En la plaza central de Cuernavaca asesinaron a dos líderes sindicales con pistola en mano después de una reunión en el palacio de gobierno sobre comercio ambulante. También hirió a varios reporteros. Esta es una descripción de lo sucedido

Texto por Estrella Pedroza

El palacio de gobierno, sede oficial del Poder Ejecutivo, está ubicado en el primer cuadro del centro de Cuernavaca, las calles Galeana, Gutenberg, Miguel Hidalgo –que rodean al edificio- el zócalo capitalino  y la Plaza Emiliano Zapata -antes Plaza de Armas- son uno de los puntos de mayor concentración para los ciudadanos y la vida política.

En una mañana cotidiana, lo mismo llegan integrantes de la Mesa de Coordinación para la Construcción de la Seguridad y la Paz  —integrada por autoridades estatal y federales encargadas de la seguridad y la justicia—, que grupos sociales: maestros, ambientalistas, transportistas,  comerciantes, colectivos de víctimas y jóvenes, pobladores con distintas problemáticas de todas las edades para realizar algún mitin, alguna manifestación o petición al gobernador de Morelos, Cuauhtémoc Blanco.

Por eso, es común que decenas de periodistas se planten afuera del edificio para aguardar alguna entrevista, documentar alguna denuncia o hecho.

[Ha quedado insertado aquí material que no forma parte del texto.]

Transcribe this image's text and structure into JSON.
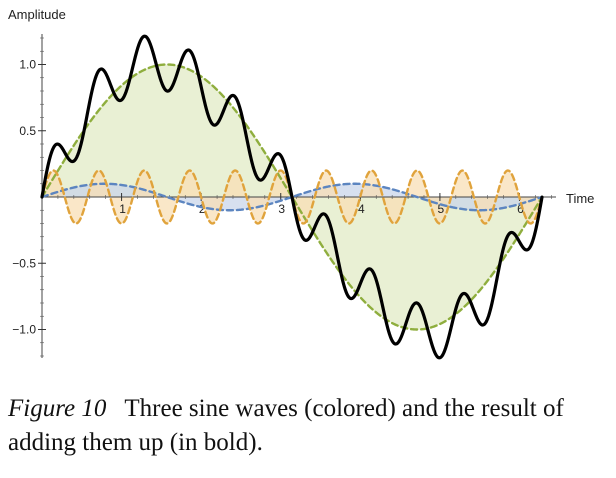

Este martes 8 de mayo no fue la excepción, en la agenda de trabajo estaba programada, para las primeras horas del día, la mesa de seguridad,  una reunión en el Palacio de Gobierno con autoridades estatales, municipales y comerciantes ambulantes— para dar seguimiento a la situación de ambulantaje, pues pretenden hacer una limpia en el Centro Histórico de  Cuernavaca; además una conferencia de prensa en Plaza de Armas de los integrantes del Pacto por la Soberanía Alimentaria.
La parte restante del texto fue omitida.